4.2 Age Concordance: Globular Clusters and Cosmic Nuclear Data

Perhaps the most compelling, plausibly achievable demonstration of a non-zero value of OmegaLambda would be the identification of objects or material older than H0-1. Figure 4 shows that one would be forced to invoke models with OmegaLambda significantly greater than zero if OmegaM > 0.1. Such an argument would be strong because it is difficult to imagine escaping it through the usual sort of loopholes of ``astrophysical complications'' which prevent definite conclusions in so many cosmological considerations. In other words, the universe ought to be at least as old as the objects and material it contains. Of course astrophysical complications are still able to enter the picture when we get down to the quantitative question of how old the oldest objects actually are!

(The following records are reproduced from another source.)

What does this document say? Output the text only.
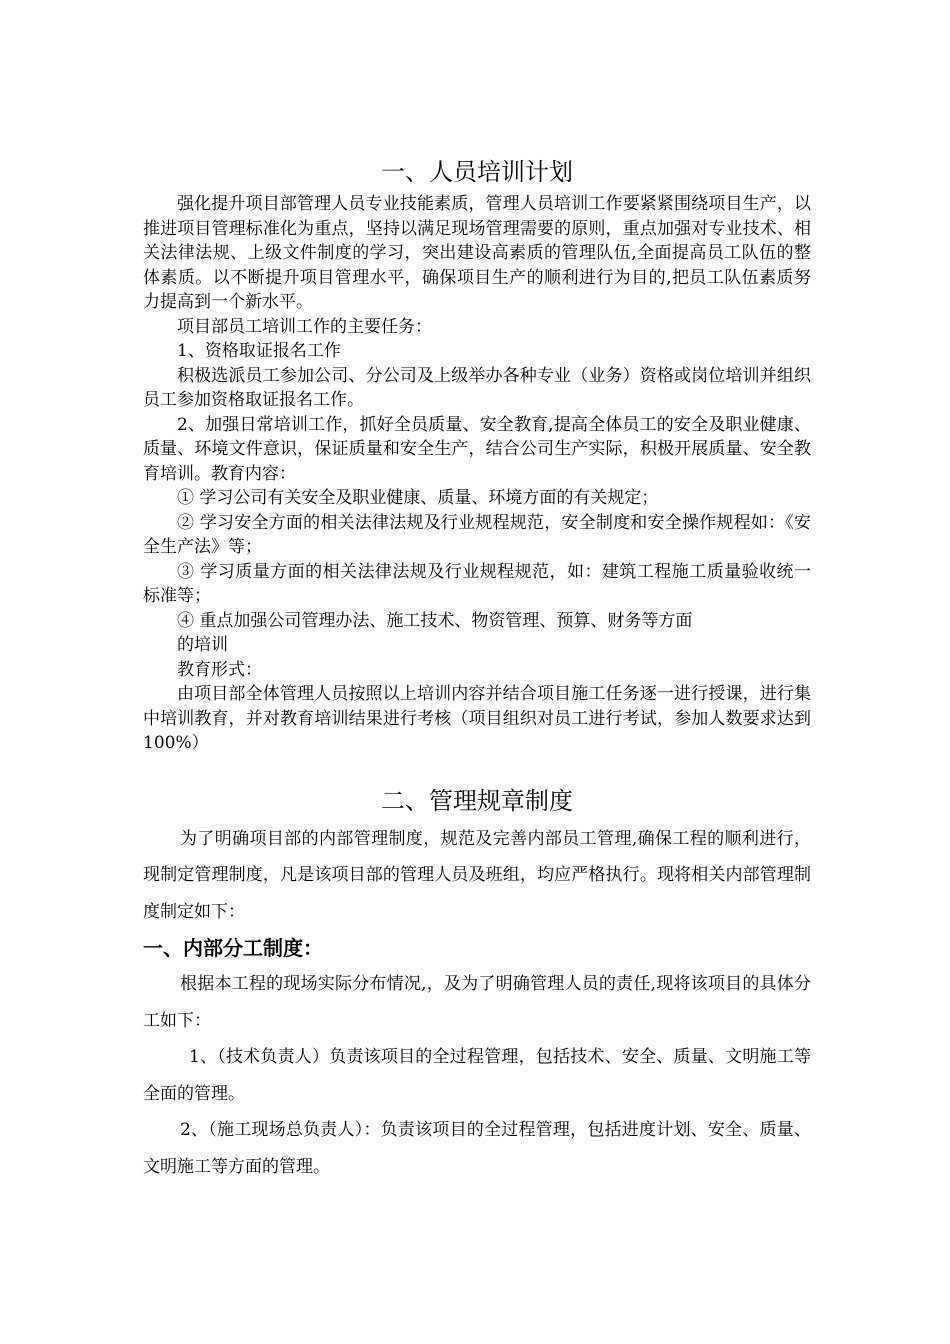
一、人员培训计划

强化提升项目部管理人员专业技能素质，管理人员培训工作要紧紧围绕项目生产，以推进项目管理标准化为重点，坚持以满足现场管理需要的原则，重点加强对专业技术、相关法律法规、上级文件制度的学习，突出建设高素质的管理队伍,全面提高员工队伍的整体素质。以不断提升项目管理水平，确保项目生产的顺利进行为目的,把员工队伍素质努力提高到一个新水平。

项目部员工培训工作的主要任务：

1、资格取证报名工作

积极选派员工参加公司、分公司及上级举办各种专业（业务）资格或岗位培训并组织员工参加资格取证报名工作。

2、加强日常培训工作，抓好全员质量、安全教育,提高全体员工的安全及职业健康、质量、环境文件意识，保证质量和安全生产，结合公司生产实际，积极开展质量、安全教育培训。教育内容：

① 学习公司有关安全及职业健康、质量、环境方面的有关规定；

② 学习安全方面的相关法律法规及行业规程规范，安全制度和安全操作规程如：《安全生产法》等；

③ 学习质量方面的相关法律法规及行业规程规范，如：建筑工程施工质量验收统一标准等；

④ 重点加强公司管理办法、施工技术、物资管理、预算、财务等方面

的培训

教育形式：

由项目部全体管理人员按照以上培训内容并结合项目施工任务逐一进行授课，进行集中培训教育，并对教育培训结果进行考核（项目组织对员工进行考试，参加人数要求达到100%）

二、管理规章制度

为了明确项目部的内部管理制度，规范及完善内部员工管理,确保工程的顺利进行，现制定管理制度，凡是该项目部的管理人员及班组，均应严格执行。现将相关内部管理制度制定如下：

一、内部分工制度：

根据本工程的现场实际分布情况,，及为了明确管理人员的责任,现将该项目的具体分工如下：

1、（技术负责人）负责该项目的全过程管理，包括技术、安全、质量、文明施工等全面的管理。

2、（施工现场总负责人）：负责该项目的全过程管理，包括进度计划、安全、质量、文明施工等方面的管理。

Galactic globular clusters are the stellar systems with the most reliably determined extreme ages. The calibration of stellar ages is a complex and highly developed subject with many thorough reviews (e.g. Rood 1990, VandenBerg & Smith 1988, VandenBerg 1990) and even whole volumes concerning it (Philip 1988). Here we only comment briefly on the most salient issues.

There are basically two techniques for using the models of stellar evolutionary theory to derive ages from observed globular cluster H-R diagrams. One may fit the theoretical isochrones directly to the observed main sequence color-magnitude track and turn-off in order to determine the mass of stars which have just exhausted their central hydrogen fuel. Alternately, one may use the magnitude difference between the main sequence and the horizontal branch (HB) to find the turn-off luminosity (taking the HB to have a fixed luminosity). The primary advantage of the former method is that it relies on the most secure regime of stellar evolution theory. Its worst disadvantage is that very small errors in matching theoretical to observed colors (which could be due to inaccurate reddening corrections, stellar atmosphere models, photometric calibration, and so on) lead to 5-7 times larger fractional errors in the derived ages. In other words, a 0.04 magnitude systematic shift in the color match corresponds to a 20-30% error in the age. The main advantage of the latter method is that it avoids color fitting (and hence these problems) altogether. Its primary difficulty is that the HB absolute magnitude is poorly known (based on RR Lyrae star studies) with the uncertainty being at least 0.2 magnitudes (Sandage 1990) corresponding to a 20% age uncertainty. Both techniques are discussed in detail and applied to the best available data for a large sample of globular clusters by Sandage & Cacciari (1990).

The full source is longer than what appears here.